The conservative media did not create the Tea Party movement and do not direct it; nobody does. But the movement’s rapid growth and popularity are unthinkable without the demagogues’ new ability to tell isolated individuals worried about their futures what they want to hear and put them in direct contact with one another, bypassing the parties and other mediating institutions our democracy depends on. When the new Jacobins turn on their televisions they do not tune in to the PBS News Hour or C-Span to hear economists and congressmen debate the effectiveness of financial regulations or health care reform. They look for shows that laud their common sense, then recite to them the libertarian credo that Fox emblazons on its home page nearly every day: YOU DECIDE.
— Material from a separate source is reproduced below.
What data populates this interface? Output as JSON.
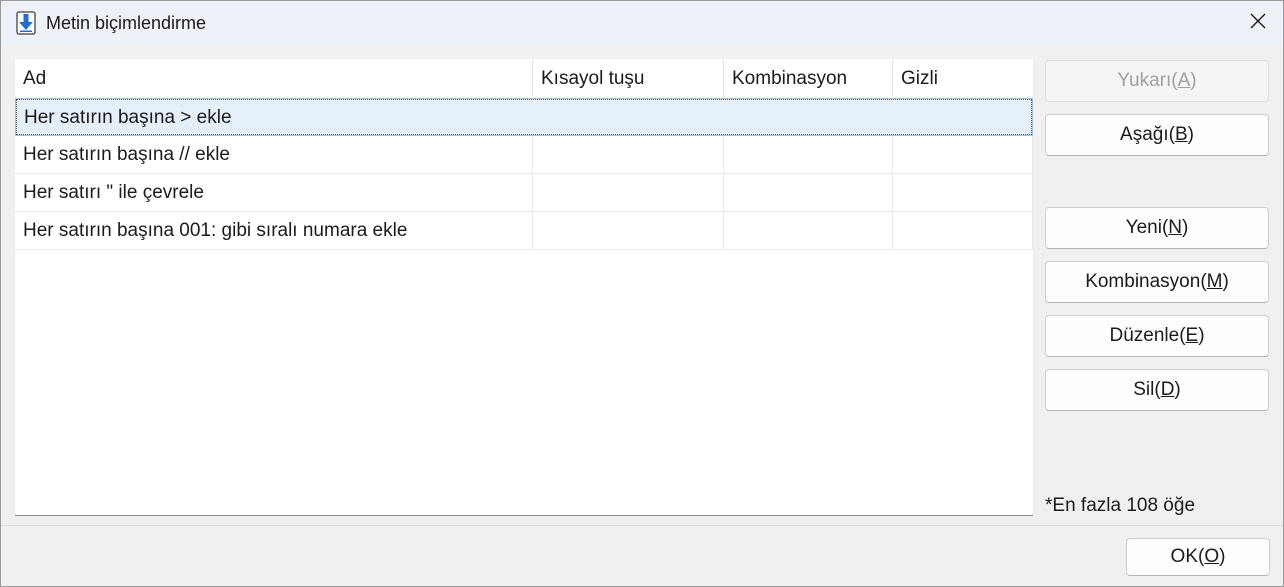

Today’s conservatives prefer the company of anti-intellectuals who know how to exploit nonintellectuals, as Sarah Palin does so masterfully.16 The dumbing-down they have long lamented in our schools they are now bringing to our politics, and they will drag everyone and everything along with them. As David Frum, one of the remaining lucid conservatives, has written to his wayward comrades, “When you argue stupid, you campaign stupid. When you campaign stupid, you win stupid. And when you win stupid, you govern stupid.” (Unsurprisingly, Frum was recently eased out of his position at the American Enterprise Institute after expressing criticism of Republican tactics in the health care debate.)
ETA: The distrust of "educated elites" (politicians, bureaucrats, doctors, lawyers, even school-teachers) has for as long as I've known it been a standard feature of working class ethos in the US. The attitude was a fixture of my childhood. (NO ONE with a college education could be trusted-- which made things a bit tricky when I not only acquired one, but took a future professor as my life partner.) So are we to assume that this attitude has percolated up, into the mainstream, educated classes?